Michael Spreng sieht ebenfalls eine direkte Verbindung zur CDU. Die geheimnisvolle Quelle nennt er Mister X:

Dieser Mister X (dahinter stecken ehemalige CDU-Mitarbeiter, die Rüttgers nur zu gut kennt) ist ein medienerfahrener Mann, der weiß, mit welchem Timing die Enthüllungen ihre schädlichste Kraft entfalten. Zusammen mit dem schwarz-gelben Chaos in Berlin ist dies eine so unheilvolle Kombination, dass wahrscheinlich auch stärkere Naturen als Rüttgers wenig dagegen ausrichten könnten. Aber noch eine Woche muss er diesen Zangenangriff durchstehen. Wahlkampf ist wirklich kein Vergnügen.

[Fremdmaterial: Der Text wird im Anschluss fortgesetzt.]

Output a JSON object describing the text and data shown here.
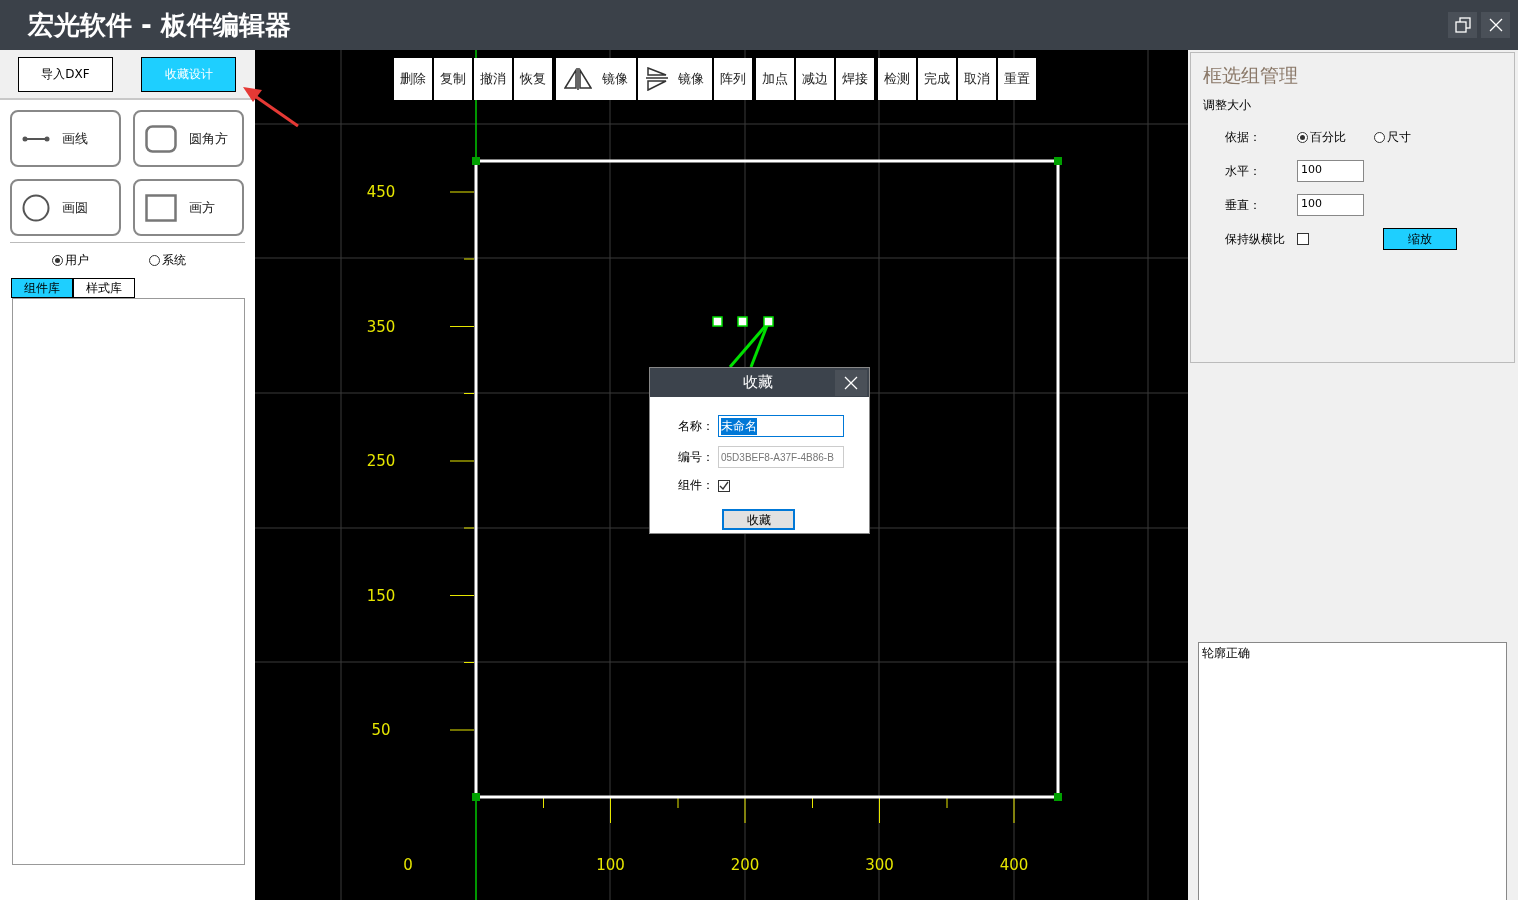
{
  "window": {
    "title": "宏光软件 - 板件编辑器"
  },
  "left_panel": {
    "top_buttons": [
      {
        "label": "导入DXF",
        "kind": "plain"
      },
      {
        "label": "收藏设计",
        "kind": "accent"
      }
    ],
    "tools": [
      {
        "label": "画线",
        "kind": "line"
      },
      {
        "label": "圆角方",
        "kind": "rounded-square"
      },
      {
        "label": "画圆",
        "kind": "circle"
      },
      {
        "label": "画方",
        "kind": "square"
      }
    ],
    "scope": [
      {
        "label": "用户",
        "selected": true
      },
      {
        "label": "系统",
        "selected": false
      }
    ],
    "tabs": [
      {
        "label": "组件库",
        "selected": true
      },
      {
        "label": "样式库",
        "selected": false
      }
    ]
  },
  "toolbar": {
    "groups": [
      {
        "buttons": [
          {
            "label": "删除",
            "kind": "text"
          },
          {
            "label": "复制",
            "kind": "text"
          },
          {
            "label": "撤消",
            "kind": "text"
          },
          {
            "label": "恢复",
            "kind": "text"
          }
        ]
      },
      {
        "buttons": [
          {
            "label": "镜像",
            "kind": "mirror-vertical"
          },
          {
            "label": "镜像",
            "kind": "mirror-horizontal"
          },
          {
            "label": "阵列",
            "kind": "text"
          }
        ]
      },
      {
        "buttons": [
          {
            "label": "加点",
            "kind": "text"
          },
          {
            "label": "减边",
            "kind": "text"
          },
          {
            "label": "焊接",
            "kind": "text"
          }
        ]
      },
      {
        "buttons": [
          {
            "label": "检测",
            "kind": "text"
          },
          {
            "label": "完成",
            "kind": "text"
          },
          {
            "label": "取消",
            "kind": "text"
          },
          {
            "label": "重置",
            "kind": "text"
          }
        ]
      }
    ]
  },
  "canvas": {
    "y_labels": [
      "450",
      "350",
      "250",
      "150",
      "50"
    ],
    "x_labels": [
      "0",
      "100",
      "200",
      "300",
      "400"
    ]
  },
  "dialog": {
    "title": "收藏",
    "name": {
      "label": "名称：",
      "value": "未命名",
      "text_selected": true
    },
    "code": {
      "label": "编号：",
      "value": "05D3BEF8-A37F-4B86-B",
      "disabled": true
    },
    "component": {
      "label": "组件：",
      "checked": true
    },
    "button": "收藏"
  },
  "right_panel": {
    "title": "框选组管理",
    "section": "调整大小",
    "basis_label": "依据：",
    "basis": [
      {
        "label": "百分比",
        "selected": true
      },
      {
        "label": "尺寸",
        "selected": false
      }
    ],
    "horizontal": {
      "label": "水平：",
      "value": "100"
    },
    "vertical": {
      "label": "垂直：",
      "value": "100"
    },
    "keep_ratio": {
      "label": "保持纵横比",
      "checked": false
    },
    "scale_button": "缩放",
    "log": [
      "轮廓正确"
    ]
  }
}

Es ist schon faszinierend, dass politische Blogs nach 2005 noch einmal zu einiger Bedeutung kommen in Deutschland, ohne dass sie im engsten Sinne als Blogs zu sehen sind. Natürlich, die Beitragsform und die Veröffentlichungsart sind die eines Blogs, aber es scheint sich mehr um einen Ausweg für politisch gegängelte Journalisten zu handeln. Die engen Quellenverbindungen der Nachrichtenmacher in die Parteizentralen würden einem Blogger nie offen stehen.

Die Frage nach der Bedeutung der Blogs im Landtagswahlkampf sollte also eigentlich umformuliert werden und lauten: Wie schlimm ist es eigentlich bestellt um die politische Presse in Nordrhein-Westfalen?